The Popular Front for the Liberation of Palestine codenamed him Carlos. The Guardian, of all newspapers, called him The Jackal. The press during the period were about as helpful as the London newspapers during Jack the Ripper’s run.

All tended to portray Ramírez as possessed of near-superhuman powers. Many of the Western accounts should have stretched credulity. Journalists, politicians and other commentators routinely claimed that ‘Carlos the Jackal’ had participated in more or less every terrorist attack that had occurred in the previous decade, including the Munich Olympics attack of 1972, the hijacking that led to the Entebbe raid and the wave of violence in the summer of 1977. Ramírez was supposed to have masterminded the seizure of the US Embassy in Tehran in 1979, organised the fatal shooting of Nicaragua’s former dictator Anastasio Somoza in Paraguay a year later and led a team of Libyan assassins from Mexico across the Rio Grande into the US. An Italian magazine reported that Ramírez had links variously to the Italian Red Brigades, ‘neo-Fascists’, the Palestinians and a network of Freemasons. In one of the more spectacularly irresponsible reports of this sort, the weekly magazine New York, recently bought by the up-and-coming Australian businessman Rupert Murdoch, described in detail what might happen if ‘the most dangerous man in the world’ used a small nuclear bomb against an American city. Meanwhile, a series of cinematic blockbusters depicted an often thinly disguised version of Ramírez as an omnipotent mastermind of violence, as did books with names like The Carlos Complex or Brothers in Blood. Some accounts declared Ramírez dead; others said he was a master of disguise and very much alive. All placed him at the heart of an international terrorist network.

Which he really wasn’t.

For another example: the Baader-Meinhof Gang or just Baader-Meinhof were actually called the Red Army Faction, and the most effective member was not the idiot Andreas Baader nor the brilliant but slightly mad Ulrike Meinhof (who opted to join the group a good while after they started operating, and whom the group later turned on), but Gudrun Ensslin. Baader-Meinhof just sounded better to the media.

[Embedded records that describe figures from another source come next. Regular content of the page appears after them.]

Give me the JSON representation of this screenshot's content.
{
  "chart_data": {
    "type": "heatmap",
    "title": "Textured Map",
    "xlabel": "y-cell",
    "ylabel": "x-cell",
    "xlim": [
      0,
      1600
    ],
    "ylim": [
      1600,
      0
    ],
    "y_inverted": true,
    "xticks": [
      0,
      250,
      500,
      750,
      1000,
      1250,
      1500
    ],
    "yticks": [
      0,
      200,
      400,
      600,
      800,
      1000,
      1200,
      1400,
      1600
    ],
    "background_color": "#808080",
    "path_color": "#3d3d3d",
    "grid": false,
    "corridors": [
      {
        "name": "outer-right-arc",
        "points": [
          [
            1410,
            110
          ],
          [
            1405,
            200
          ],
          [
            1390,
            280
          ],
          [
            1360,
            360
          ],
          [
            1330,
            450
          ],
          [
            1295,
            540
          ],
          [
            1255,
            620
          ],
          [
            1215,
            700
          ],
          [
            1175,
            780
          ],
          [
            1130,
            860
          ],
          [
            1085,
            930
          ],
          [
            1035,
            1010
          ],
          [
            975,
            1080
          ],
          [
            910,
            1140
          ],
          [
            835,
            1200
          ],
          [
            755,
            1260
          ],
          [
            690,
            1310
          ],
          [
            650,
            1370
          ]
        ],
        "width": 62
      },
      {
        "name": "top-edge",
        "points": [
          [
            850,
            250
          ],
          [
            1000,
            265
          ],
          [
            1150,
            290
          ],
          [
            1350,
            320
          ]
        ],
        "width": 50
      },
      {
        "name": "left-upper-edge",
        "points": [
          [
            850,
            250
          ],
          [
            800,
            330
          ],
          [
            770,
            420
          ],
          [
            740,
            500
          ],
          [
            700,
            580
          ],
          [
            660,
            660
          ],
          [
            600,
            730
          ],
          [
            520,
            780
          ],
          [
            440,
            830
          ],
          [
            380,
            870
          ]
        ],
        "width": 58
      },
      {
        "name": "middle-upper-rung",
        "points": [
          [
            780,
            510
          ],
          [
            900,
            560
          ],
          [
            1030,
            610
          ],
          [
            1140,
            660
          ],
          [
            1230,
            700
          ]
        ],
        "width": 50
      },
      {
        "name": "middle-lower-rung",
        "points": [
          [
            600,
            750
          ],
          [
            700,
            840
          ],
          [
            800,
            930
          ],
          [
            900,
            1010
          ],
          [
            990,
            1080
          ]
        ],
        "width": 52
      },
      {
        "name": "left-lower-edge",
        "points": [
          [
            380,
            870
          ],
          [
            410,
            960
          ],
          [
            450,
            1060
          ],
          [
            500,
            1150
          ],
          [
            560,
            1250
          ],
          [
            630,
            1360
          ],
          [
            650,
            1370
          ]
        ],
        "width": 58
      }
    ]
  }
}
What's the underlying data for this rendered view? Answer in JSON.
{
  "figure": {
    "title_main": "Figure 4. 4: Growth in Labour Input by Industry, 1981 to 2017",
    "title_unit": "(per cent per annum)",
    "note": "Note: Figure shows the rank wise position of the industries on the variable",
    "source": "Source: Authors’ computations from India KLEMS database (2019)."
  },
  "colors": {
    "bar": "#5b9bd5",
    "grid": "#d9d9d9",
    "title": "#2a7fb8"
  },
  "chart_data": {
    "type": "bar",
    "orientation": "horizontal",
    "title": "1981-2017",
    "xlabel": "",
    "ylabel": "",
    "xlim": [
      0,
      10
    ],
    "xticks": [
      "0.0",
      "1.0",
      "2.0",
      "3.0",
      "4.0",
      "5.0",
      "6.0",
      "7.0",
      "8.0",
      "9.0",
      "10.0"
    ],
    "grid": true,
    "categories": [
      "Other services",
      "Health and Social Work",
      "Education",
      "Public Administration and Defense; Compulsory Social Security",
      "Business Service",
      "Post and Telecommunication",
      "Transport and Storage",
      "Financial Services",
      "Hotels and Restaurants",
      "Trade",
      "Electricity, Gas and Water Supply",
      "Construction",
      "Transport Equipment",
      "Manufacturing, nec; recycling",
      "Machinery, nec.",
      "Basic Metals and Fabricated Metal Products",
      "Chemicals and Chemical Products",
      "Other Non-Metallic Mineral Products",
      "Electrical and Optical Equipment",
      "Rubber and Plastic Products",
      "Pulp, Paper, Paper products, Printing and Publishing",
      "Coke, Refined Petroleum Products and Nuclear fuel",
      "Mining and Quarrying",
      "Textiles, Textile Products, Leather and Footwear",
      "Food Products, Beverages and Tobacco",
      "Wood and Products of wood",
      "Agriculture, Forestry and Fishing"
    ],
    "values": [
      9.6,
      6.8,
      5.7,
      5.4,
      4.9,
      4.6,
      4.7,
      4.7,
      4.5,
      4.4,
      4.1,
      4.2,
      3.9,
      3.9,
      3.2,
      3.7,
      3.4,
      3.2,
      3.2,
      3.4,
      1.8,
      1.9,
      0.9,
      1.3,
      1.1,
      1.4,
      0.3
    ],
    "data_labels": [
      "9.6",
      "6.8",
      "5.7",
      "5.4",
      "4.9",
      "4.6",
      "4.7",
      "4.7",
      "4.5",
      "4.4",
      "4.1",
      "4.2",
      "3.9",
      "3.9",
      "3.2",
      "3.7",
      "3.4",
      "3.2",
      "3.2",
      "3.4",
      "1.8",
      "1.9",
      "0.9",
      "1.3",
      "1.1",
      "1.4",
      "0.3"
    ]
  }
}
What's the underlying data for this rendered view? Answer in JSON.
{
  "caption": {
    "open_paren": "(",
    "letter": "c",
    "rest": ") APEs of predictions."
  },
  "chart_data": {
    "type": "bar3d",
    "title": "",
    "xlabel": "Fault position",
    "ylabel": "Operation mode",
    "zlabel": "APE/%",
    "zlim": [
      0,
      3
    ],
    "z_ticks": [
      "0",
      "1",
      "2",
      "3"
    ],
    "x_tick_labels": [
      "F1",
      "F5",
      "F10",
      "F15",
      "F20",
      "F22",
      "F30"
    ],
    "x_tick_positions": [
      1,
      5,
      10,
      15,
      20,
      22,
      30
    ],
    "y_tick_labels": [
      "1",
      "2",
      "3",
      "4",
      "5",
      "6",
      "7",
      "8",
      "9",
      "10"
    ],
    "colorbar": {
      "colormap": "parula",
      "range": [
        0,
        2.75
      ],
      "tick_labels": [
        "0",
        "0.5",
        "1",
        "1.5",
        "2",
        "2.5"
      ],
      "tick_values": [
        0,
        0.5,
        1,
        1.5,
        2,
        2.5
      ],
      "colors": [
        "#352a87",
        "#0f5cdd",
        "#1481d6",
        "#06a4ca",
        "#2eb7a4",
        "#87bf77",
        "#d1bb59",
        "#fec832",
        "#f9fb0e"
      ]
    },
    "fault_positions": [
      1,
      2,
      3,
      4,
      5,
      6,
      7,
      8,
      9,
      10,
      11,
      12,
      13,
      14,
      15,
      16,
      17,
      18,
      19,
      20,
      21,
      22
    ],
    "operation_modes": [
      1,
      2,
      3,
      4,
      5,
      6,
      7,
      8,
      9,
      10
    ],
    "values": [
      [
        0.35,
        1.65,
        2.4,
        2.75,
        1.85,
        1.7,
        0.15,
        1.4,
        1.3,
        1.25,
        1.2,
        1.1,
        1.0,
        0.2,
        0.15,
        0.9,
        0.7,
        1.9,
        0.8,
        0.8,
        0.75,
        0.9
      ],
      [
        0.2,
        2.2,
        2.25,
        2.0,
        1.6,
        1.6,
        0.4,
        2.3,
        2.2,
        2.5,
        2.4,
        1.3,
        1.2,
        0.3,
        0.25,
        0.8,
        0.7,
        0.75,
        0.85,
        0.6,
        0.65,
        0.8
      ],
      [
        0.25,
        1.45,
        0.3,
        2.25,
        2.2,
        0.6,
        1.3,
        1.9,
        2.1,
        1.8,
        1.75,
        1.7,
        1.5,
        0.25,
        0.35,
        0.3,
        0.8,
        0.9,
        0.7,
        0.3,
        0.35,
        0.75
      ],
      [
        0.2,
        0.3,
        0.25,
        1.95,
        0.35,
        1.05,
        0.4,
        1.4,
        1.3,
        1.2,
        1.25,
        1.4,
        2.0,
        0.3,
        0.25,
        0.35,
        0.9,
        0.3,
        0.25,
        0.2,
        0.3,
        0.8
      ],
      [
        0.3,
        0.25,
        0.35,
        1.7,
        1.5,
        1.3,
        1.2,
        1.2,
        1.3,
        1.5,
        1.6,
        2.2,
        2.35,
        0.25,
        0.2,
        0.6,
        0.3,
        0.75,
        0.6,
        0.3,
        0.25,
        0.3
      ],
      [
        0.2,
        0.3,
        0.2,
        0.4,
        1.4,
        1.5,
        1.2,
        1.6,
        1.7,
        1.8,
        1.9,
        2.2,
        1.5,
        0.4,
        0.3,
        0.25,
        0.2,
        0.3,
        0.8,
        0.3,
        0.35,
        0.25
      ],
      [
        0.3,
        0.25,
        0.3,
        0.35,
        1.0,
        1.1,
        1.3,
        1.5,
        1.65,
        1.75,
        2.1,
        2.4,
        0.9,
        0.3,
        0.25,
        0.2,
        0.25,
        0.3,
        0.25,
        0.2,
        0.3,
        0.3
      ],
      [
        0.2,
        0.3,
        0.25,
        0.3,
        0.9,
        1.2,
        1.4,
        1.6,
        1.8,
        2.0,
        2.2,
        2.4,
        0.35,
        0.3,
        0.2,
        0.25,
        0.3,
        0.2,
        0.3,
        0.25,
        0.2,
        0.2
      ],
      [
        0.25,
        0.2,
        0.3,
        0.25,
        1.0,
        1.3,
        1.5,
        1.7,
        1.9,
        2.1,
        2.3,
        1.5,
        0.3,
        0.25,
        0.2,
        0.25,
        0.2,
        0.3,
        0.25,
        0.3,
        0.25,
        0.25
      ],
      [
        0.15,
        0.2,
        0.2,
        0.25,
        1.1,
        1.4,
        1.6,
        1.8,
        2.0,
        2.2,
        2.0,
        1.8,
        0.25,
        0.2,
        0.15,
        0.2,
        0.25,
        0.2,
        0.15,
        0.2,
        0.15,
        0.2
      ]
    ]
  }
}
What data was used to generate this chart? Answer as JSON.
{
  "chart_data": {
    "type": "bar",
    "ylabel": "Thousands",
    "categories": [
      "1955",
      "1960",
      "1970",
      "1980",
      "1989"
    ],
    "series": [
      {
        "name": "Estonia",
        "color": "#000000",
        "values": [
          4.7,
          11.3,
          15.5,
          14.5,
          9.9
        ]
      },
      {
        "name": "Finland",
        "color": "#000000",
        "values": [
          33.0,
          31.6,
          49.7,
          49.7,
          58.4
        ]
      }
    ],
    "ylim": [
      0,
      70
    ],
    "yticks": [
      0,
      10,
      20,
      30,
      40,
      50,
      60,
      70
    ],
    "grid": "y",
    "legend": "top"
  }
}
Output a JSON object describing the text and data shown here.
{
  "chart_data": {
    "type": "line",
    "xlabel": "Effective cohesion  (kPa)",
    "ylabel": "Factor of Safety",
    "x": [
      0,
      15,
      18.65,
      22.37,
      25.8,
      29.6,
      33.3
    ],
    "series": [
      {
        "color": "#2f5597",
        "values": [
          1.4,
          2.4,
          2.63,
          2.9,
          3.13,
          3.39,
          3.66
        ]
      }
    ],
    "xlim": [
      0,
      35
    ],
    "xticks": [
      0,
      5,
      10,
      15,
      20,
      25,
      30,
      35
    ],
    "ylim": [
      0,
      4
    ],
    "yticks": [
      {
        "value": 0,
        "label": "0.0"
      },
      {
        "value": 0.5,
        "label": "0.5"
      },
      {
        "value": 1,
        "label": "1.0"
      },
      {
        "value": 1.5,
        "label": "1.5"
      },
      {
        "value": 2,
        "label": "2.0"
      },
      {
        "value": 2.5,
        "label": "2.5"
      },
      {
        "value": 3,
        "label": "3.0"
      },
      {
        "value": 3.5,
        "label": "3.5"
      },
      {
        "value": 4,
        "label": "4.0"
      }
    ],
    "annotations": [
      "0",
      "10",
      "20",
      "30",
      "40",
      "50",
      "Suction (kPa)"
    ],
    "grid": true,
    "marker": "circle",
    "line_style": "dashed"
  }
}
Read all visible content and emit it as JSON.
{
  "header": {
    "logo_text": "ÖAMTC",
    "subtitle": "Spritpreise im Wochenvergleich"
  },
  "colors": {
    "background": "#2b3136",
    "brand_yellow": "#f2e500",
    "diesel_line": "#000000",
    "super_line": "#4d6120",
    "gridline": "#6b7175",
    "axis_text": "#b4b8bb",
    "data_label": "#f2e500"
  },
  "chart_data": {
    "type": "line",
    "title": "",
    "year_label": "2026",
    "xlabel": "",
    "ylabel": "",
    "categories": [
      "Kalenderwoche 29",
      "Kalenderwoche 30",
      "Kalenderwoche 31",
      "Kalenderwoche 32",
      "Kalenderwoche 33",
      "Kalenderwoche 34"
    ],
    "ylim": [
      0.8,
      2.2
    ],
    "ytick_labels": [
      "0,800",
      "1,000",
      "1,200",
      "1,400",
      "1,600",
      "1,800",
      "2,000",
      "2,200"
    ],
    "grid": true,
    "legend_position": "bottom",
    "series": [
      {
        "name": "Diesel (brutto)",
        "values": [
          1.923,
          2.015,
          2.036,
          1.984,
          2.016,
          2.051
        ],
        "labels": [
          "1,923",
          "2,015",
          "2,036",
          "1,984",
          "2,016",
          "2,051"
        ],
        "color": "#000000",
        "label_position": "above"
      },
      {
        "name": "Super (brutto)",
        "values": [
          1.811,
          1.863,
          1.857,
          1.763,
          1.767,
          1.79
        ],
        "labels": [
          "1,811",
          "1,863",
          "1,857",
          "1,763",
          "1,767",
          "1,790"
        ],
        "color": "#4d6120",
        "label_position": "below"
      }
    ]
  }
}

‘Ulrike Meinhof speaks, turning her sharp mind mercilessly against herself,’ one wrote. ‘A self-made martyr, a self-elected Joan of Arc of proletarian internationalism, with no army behind her but the people who call themselves the RAF, a spectral image in her poor clever head.’

I found this whole book compulsively readable, and relatively easy to keep track of during all the location changes and shifts in focus. Of which there are a lot, because this is a global book. I could go on, but I won’t: it’s a fantastic piece of history writing, detailed without being overwhelming, sharp and clever and unsparing.